Types of Classification search term syntax

When designing a classification rule, the flexibility of the Lucene search syntax means that classification authors have the choice of either targetting specific fields or entering generic terms that will be matched against all available fields.

For instance a specific query might be formatted like this:

company_name:"Active Navigation" OR filename:"Active Navigation"

A generic query for Active Navigation would be:

"Active Navigation"

Considerations for choice of syntax

Our recommendation is that classification authors should plan their use of fields and metadata in such a way that they can construct queries using specific field names for the following reasons:

  • Classification rules expressed in this way are explicit and predictable; when making decisions based on the result of a classification you can be confident about the way the results were arrived at
  • Performance will be improved by making your search requirements explicit.

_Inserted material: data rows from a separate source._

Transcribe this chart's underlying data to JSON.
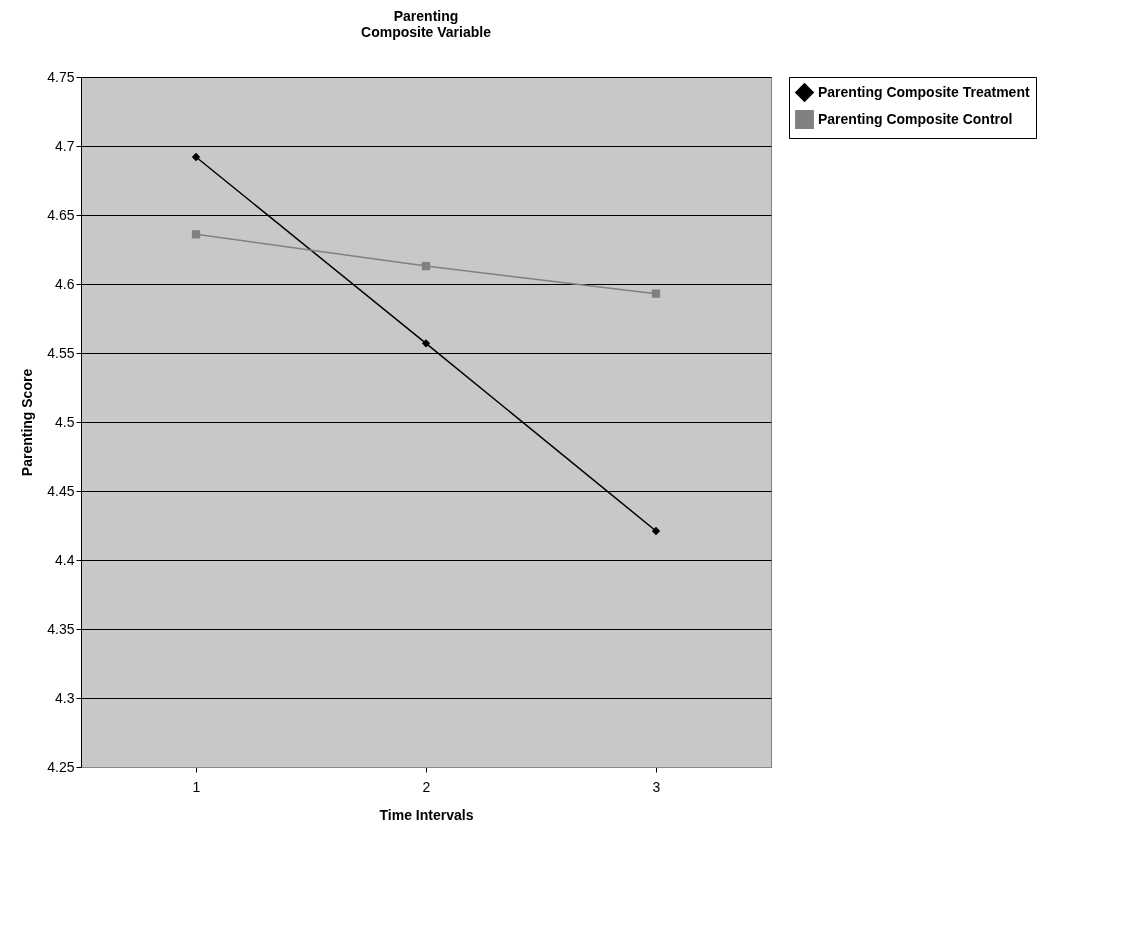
{
  "chart_data": {
    "type": "line",
    "title": "Parenting\nComposite Variable",
    "xlabel": "Time Intervals",
    "ylabel": "Parenting Score",
    "categories": [
      "1",
      "2",
      "3"
    ],
    "series": [
      {
        "name": "Parenting Composite Treatment",
        "color": "#000000",
        "marker": "diamond",
        "values": [
          4.692,
          4.557,
          4.421
        ]
      },
      {
        "name": "Parenting Composite Control",
        "color": "#808080",
        "marker": "square",
        "values": [
          4.636,
          4.613,
          4.593
        ]
      }
    ],
    "ylim": [
      4.25,
      4.75
    ],
    "yticks": [
      4.25,
      4.3,
      4.35,
      4.4,
      4.45,
      4.5,
      4.55,
      4.6,
      4.65,
      4.7,
      4.75
    ],
    "grid": "y",
    "legend": "right",
    "line_style": "solid"
  }
}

When a generic search is specified it is expanded to create a complex search based on all available fields, this may impact on the overall performance of classification.
  • Adding additional fields may cause classification to fail (see below)

Problems that may occur when rules use generic terms

Because a search that uses a generic term is expanded to use all available fields, you may encounter issues with the maximum permitted number of search terms when if your system has a large number of fields.

In this case you will encounter "too many bool clauses" errors when running search/coverage operations in the Classification Designer or when classifying an index.